At exactly seven o'clock next Saturday evening, writers, actors and directors will get together to begin a process that's often compared to "bungee jumping for artists".
Teams will be formed, playwrights will put pen to paper - and by five the next morning, have a completed script - before directors and technicians will, in just an hour, develop their concept before actors arrive for a single rehearsal.
Mudlark artistic director, and previous ONE DAY actor and director, Cheyne Mitchell said the annual event is set to celebrate its 20th instalment of "defying impossibility".
"It's lightning in a bottle," she said.
"You never know what you're going to get.
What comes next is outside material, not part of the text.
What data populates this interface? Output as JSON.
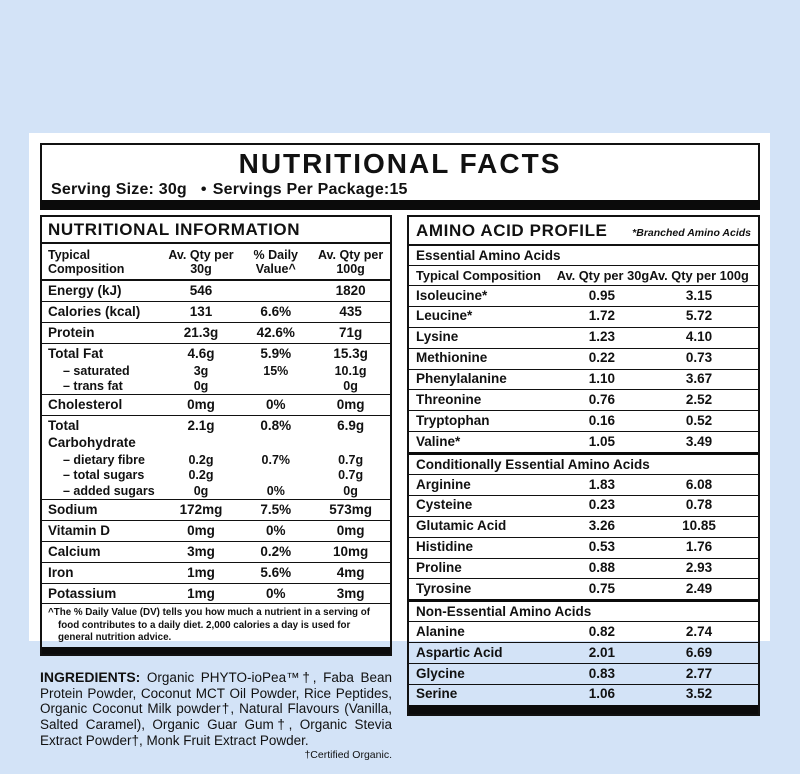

I remember years where I was in an opening scene in a rusted clawfoot bath full of water in a suit, and another when I was doing a duologue in front of a Christmas tree.
"That's the magic of it - you end up with all sorts of mania and beauty because it's a different process to anything you've ever done and I think that's why it's continued for so long."
Since its first iteration in June 2004, there have been 123 new plays created by more than 200 individual artists under the banner of ONE DAY, and this year at least six more will be added to the mix.
The teams of artists are picked from exciting writers, directors and actors who have worked throughout the year in Launceston, with the end product to be performed at the Earl Arts Centre in a leap of faith to their dramatic skills.
"It's bonkers and electric and exciting and thrilling," said Jane Johnson, Mudlark Theatre's artistic associate and a ONE DAY veteran who has been involved from the very first event.
"At the time when it launched, it was really about trying something new and getting people together on a mass scale, and the beautiful collaboration that happens when you do that with artists."
Created out of a desire to get graduates from the UTAS theatre degree straight into creating, talking - "and panicking" - together, ONE DAY was created by the now-Princess Theatre's programs manager Stuart Loone, who curated the event for a number of years before it was taken under the auspice of Mudlark in 2006.
"It's overwhelming that it's still going; you don't start something thinking it'll still be here in 20 years time," Mr Loone said.
"It's wonderful that it's still fulfilling something in this very rich artistic community every year."
ONE DAY 20 will run at the Earl Arts Centre from 7pm on Sunday, November 26, at the Earl Arts Centre. Tickets are available at the Theatre North website.